1 mar 2010

Terremoto in Cile, rischio tsunami devastante


Terremoto in Cile, oltre 700 i morti
«Ma il bilancio delle vittime salirà»
Situazione tragica nel porto di Constitucion investito dallo tsunami. Sciacalli in azione, coprifuoco notturno a Concepcion




ROMA (1 marzo) - Il numero dei morti causati in Cile dal sisma che ha colpito due giorni fa il Paese «continuerà ad aumentare», ha detto il ministro dell'Interno cileno Edmundo Perez Yoma. Lo riferisce il canale all news della tv pubblica cilena, Tvn 24h, su Twitter. «Ogni ora che passa abbiamo notizie peggiori di prima», aveva già dichiarato nel corso della notte il ministro, sottolineando che la situazione, nel porto di Constitucion investito dallo tsunami, «è tragica» e che l'onda anomala «ha colpito molte località della costa».

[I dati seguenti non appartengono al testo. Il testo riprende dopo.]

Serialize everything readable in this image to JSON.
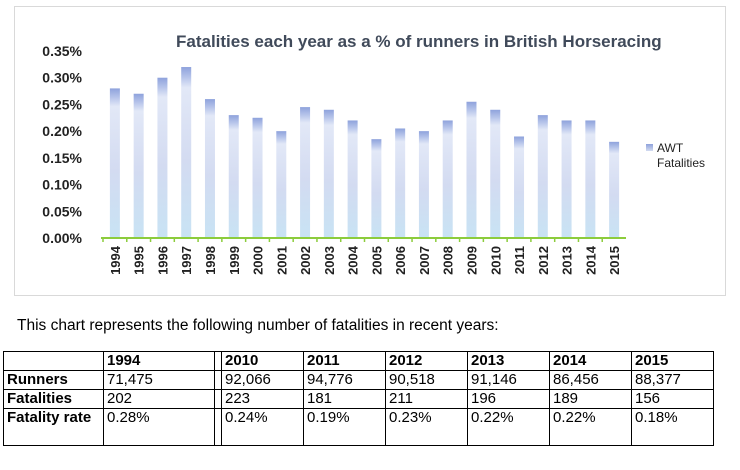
{
  "chart_data": {
    "type": "bar",
    "title": "Fatalities each year as a % of runners in British Horseracing",
    "categories": [
      "1994",
      "1995",
      "1996",
      "1997",
      "1998",
      "1999",
      "2000",
      "2001",
      "2002",
      "2003",
      "2004",
      "2005",
      "2006",
      "2007",
      "2008",
      "2009",
      "2010",
      "2011",
      "2012",
      "2013",
      "2014",
      "2015"
    ],
    "series": [
      {
        "name": "AWT Fatalities",
        "values": [
          0.28,
          0.27,
          0.3,
          0.32,
          0.26,
          0.23,
          0.225,
          0.2,
          0.245,
          0.24,
          0.22,
          0.185,
          0.205,
          0.2,
          0.22,
          0.255,
          0.24,
          0.19,
          0.23,
          0.22,
          0.22,
          0.18
        ]
      }
    ],
    "yticks": [
      "0.00%",
      "0.05%",
      "0.10%",
      "0.15%",
      "0.20%",
      "0.25%",
      "0.30%",
      "0.35%"
    ],
    "ylim": [
      0,
      0.35
    ],
    "xlabel": "",
    "ylabel": "",
    "legend": {
      "label": "AWT Fatalities",
      "position": "right"
    }
  },
  "caption": "This chart represents the following number of fatalities in recent years:",
  "table": {
    "years": [
      "1994",
      "2010",
      "2011",
      "2012",
      "2013",
      "2014",
      "2015"
    ],
    "rows": [
      {
        "label": "Runners",
        "values": [
          "71,475",
          "92,066",
          "94,776",
          "90,518",
          "91,146",
          "86,456",
          "88,377"
        ]
      },
      {
        "label": "Fatalities",
        "values": [
          "202",
          "223",
          "181",
          "211",
          "196",
          "189",
          "156"
        ]
      },
      {
        "label": "Fatality rate",
        "values": [
          "0.28%",
          "0.24%",
          "0.19%",
          "0.23%",
          "0.22%",
          "0.22%",
          "0.18%"
        ]
      }
    ]
  },
  "colors": {
    "bar_top": "#8ea2dc",
    "bar_mid": "#d3dbf1",
    "bar_bottom": "#cfe6f5",
    "axis": "#8ccc3c",
    "title": "#404a5a"
  }
}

Il bilancio ufficiale dei morti, annunciato ieri dalla presidente Michelle Bachelet è fermo a 708. Solo a Constitucion, come riferito dai soccorritori, i cadaveri finora recuperati sono circa 350. «Indeterminato» il numero di dispersi.

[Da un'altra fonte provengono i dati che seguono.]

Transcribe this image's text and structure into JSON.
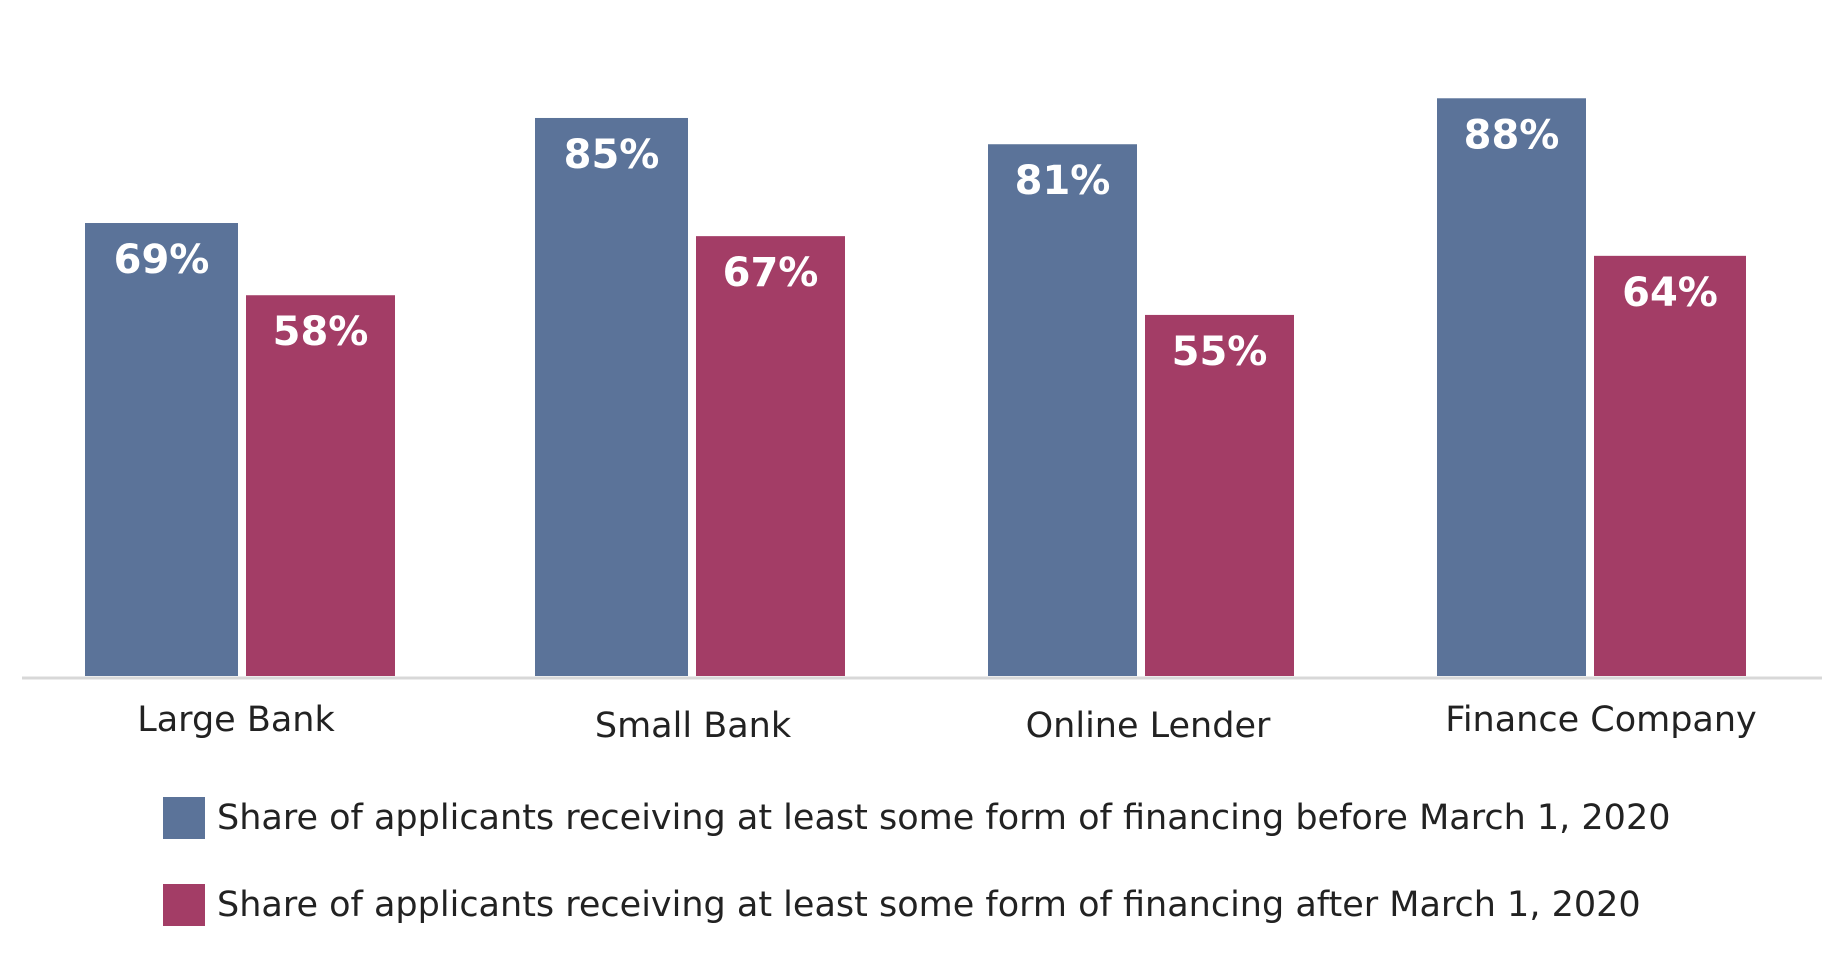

Si continua a scavare fra le macerie alla ricerca di sopravvissuti. Nelle città più colpite i supermercati devastati sono presi d'assalto da sciacalli, ma anche da persone che non sanno dove trovare il cibo. Il governo per questo ha imposto il coprifuoco notturno a Concepcion. Ieri sera scossa di assestamento di magnitudo 5.